According to Katrina Pierson, slavery is “good history” that somehow shows how great America is.
Talking head segments on cable news are normally pretty inane. The host poses a question and then Democrat and Republican “strategists” proceed to contradict each other. (The term “strategist” seems to mean anyone who ever thought about maybe doing some kind of job for a political campaign somewhere at some time.)
Katrina Pierson has been one of the more blindly loyal Trump surrogates you’ll see pop up on TV, and during a segment on Fox News she perfectly demonstrated how unconditionally supporting or rejecting a proposition out of pure partisanship can make you look really stupid.
— Ainsley Earhardt (@ainsleyearhardt) August 21, 2017
Pierson begins with a decent point about Nancy Pelosi’s decision that the Confederate statues in the Capitol where she has been ensconced for decades suddenly need to go.
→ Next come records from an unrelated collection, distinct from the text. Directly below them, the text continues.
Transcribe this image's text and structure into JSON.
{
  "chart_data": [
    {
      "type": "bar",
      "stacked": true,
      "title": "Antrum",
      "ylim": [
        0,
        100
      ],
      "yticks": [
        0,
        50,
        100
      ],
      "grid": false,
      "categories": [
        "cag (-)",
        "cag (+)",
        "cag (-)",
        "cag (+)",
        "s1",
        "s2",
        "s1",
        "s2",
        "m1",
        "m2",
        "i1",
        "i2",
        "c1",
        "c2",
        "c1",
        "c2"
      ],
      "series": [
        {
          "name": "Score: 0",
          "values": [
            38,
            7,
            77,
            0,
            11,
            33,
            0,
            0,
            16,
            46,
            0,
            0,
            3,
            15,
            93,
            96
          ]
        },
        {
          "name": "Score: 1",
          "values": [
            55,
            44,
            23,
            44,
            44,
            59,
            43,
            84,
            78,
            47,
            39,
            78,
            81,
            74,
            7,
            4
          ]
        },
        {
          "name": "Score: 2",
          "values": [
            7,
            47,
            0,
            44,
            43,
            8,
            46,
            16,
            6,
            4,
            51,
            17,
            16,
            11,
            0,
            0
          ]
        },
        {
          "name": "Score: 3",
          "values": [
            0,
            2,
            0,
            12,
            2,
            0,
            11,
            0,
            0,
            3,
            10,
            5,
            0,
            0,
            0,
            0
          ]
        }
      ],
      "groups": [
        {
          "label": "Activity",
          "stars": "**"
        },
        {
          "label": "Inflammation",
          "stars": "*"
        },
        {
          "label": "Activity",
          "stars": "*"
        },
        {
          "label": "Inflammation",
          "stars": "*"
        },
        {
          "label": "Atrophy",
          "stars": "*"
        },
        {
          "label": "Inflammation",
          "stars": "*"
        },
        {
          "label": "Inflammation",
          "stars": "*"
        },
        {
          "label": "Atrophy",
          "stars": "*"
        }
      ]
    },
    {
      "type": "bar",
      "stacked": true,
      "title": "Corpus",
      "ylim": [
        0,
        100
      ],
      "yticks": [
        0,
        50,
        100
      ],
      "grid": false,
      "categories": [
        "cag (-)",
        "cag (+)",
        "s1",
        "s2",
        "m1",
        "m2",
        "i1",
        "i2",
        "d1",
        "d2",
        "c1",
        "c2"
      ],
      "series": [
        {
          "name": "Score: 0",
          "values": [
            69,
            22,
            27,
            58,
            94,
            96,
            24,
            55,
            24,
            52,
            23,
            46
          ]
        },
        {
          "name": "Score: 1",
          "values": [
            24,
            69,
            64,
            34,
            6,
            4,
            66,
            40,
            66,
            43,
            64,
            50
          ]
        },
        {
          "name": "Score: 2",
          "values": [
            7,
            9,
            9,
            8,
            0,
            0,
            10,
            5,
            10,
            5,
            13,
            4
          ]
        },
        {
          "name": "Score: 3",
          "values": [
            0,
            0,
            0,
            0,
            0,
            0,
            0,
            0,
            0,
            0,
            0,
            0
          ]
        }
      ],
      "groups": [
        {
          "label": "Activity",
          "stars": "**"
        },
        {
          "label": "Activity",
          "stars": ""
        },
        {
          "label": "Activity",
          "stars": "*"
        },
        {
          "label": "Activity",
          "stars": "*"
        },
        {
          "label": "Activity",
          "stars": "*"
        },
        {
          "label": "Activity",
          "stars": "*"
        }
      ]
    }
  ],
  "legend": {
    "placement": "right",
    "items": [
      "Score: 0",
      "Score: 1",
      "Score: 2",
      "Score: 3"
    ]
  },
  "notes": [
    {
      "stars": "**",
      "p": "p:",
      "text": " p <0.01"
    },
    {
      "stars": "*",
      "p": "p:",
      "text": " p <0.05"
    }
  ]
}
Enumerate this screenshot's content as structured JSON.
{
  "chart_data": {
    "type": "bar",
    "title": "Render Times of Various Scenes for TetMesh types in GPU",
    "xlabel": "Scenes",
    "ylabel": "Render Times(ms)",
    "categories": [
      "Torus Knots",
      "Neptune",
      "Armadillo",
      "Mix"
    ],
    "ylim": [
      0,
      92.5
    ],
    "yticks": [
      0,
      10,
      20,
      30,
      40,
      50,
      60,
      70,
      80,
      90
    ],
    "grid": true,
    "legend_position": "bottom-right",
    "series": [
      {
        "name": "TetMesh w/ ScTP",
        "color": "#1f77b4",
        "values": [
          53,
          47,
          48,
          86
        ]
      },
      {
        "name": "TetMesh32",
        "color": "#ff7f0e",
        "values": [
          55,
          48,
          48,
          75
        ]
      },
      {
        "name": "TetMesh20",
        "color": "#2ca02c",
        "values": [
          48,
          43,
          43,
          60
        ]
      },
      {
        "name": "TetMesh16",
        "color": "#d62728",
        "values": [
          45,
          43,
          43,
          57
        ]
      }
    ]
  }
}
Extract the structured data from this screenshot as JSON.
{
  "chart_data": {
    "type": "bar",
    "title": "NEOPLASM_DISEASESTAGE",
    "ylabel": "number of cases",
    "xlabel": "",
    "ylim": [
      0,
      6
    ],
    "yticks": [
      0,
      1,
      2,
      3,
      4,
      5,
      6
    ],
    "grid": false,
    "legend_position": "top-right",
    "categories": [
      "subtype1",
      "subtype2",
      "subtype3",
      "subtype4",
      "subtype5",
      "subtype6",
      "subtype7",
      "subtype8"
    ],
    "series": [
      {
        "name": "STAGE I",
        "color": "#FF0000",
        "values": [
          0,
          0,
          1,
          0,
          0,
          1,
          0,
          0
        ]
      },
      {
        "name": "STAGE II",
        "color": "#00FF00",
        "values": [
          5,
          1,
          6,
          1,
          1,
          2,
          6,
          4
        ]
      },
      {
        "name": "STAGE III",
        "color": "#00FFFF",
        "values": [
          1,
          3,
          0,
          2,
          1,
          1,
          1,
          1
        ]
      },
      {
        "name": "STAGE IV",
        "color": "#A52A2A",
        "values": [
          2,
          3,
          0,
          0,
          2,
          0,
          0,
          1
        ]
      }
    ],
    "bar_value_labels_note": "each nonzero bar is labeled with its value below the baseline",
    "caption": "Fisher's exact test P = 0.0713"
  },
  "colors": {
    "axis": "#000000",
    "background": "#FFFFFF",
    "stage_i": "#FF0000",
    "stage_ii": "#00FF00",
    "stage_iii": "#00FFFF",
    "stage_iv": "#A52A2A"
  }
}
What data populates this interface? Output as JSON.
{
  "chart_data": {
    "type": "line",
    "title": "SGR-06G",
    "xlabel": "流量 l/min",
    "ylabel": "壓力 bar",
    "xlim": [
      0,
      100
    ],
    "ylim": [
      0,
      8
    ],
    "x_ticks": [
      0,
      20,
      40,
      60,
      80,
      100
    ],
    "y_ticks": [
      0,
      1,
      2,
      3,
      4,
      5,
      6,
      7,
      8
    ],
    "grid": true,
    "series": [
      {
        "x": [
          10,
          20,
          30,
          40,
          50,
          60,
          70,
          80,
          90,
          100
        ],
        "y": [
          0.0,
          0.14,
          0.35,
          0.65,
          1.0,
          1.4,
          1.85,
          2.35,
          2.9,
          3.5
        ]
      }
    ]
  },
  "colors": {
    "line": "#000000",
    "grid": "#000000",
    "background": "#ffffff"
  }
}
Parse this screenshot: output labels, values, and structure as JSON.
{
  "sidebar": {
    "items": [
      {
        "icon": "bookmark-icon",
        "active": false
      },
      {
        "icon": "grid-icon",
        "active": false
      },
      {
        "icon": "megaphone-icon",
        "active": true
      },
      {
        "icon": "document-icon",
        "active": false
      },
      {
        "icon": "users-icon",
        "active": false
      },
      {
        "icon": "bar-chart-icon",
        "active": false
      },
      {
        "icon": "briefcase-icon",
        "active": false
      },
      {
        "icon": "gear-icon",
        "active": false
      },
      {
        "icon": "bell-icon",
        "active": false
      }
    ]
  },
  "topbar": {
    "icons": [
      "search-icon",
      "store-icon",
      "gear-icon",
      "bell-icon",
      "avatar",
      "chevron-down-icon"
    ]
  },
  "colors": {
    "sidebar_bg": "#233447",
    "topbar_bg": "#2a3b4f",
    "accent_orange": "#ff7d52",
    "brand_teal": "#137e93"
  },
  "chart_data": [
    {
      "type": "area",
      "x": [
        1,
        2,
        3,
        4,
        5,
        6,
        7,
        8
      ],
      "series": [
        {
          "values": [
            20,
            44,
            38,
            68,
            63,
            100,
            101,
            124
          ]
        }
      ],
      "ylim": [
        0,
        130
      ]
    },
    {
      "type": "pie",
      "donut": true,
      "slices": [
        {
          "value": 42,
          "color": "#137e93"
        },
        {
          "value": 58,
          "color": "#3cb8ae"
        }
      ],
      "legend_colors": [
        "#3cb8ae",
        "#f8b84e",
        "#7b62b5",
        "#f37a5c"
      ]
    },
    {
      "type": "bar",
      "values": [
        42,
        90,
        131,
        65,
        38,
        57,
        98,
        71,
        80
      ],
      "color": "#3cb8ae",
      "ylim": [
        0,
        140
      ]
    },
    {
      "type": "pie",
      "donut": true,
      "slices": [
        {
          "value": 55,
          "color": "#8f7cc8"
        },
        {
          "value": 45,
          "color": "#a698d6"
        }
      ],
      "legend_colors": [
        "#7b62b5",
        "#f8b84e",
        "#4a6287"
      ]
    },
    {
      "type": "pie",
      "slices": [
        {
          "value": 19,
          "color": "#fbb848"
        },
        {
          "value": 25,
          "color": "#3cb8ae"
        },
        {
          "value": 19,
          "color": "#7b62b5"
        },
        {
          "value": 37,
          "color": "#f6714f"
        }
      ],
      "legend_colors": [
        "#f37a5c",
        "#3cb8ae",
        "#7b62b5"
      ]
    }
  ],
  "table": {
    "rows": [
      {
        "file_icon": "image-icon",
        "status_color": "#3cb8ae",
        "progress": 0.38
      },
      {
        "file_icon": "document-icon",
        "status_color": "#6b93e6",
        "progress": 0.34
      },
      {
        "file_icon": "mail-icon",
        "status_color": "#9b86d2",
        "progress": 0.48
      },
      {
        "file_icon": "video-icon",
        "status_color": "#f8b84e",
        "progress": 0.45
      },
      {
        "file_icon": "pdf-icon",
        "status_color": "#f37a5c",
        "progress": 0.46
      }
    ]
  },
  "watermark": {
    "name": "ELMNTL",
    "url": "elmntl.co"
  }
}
Obviously Pelosi is a political opportunist and a hypocrite, but that alone isn’t an argument for the necessity of keeping Confederate monuments. Pierson’s comments then devolve into an incoherent mishmash.
“…suddenly Nancy Pelosi wants to actually help these anarchists and these violent protestors tear down pieces of America, American culture, and American history. The only place that that’s being done right now is by ISIS and I really don’t think that you should have leaders actually encouraging people to do these types of things because Americans actually love their history, their culture, good and bad, because it helps them learn and it helps keep people educated about why America is so great to begin with.”
Attempting to arbitrarily wedge a divisive comparison to ISIS into her comments seemed to derail what little logic she was trying to employ. What does ISIS even have to do with this question? Bad culture is what strips Americans of a respect for human life and it should be defeated, not loved. Bad history should be acknowledged but who “loves” that Americans once treated human beings like cattle? Pierson is flailing here.
Pierson’s debate opponent Wendy Osefo suggested that Confederate figures and the history they represent don’t deserve a place of honor. Then Pierson actually attempted to argue that slavery is a good part of American history.
“It absolutely deserves a place,” Pierson interjected, “because bad history is still good history for this country.”
“Slavery is good history?” Osefo asked in shock.
“Absolutely,” Pierson responded. “Where would we be today if not for that Civil War? How would people know how special and wonderful this country is?”
That turned the discussion into a food fight as you’d probably expect it to.
As much as some people on the Right want it to be true, the removal of a confederate monument from a place of honor does not erase history or damage anyone’s culture. When the government starts burning books or outlawing ownership of Confederate relics, we can revisit that claim. For now, it’s nonsense. The arguments for keeping such monuments in places of honor are deeply rooted in the now popular—and frankly stupid—practice of deciding what is good based entirely on who it angers.
We really need to take a hard look at how and when all these Confederate monuments came to be in the first place. It makes no sense for a nation to honor or celebrate those who took up arms against it but it is abhorrent to preserve monuments that were put up as direct defiance to the outcome of the Civil War. I’m in no way supporting the vandalism or vigilanteism taking place but I reject the notion that anyone’s “southern heritage” requires us to publicly venerate symbols of division and rebellion.
As well it should be, defending the Confederacy and slavery is a losing issue for the Right—doubly so if people like Katrina Pierson are making the arguments.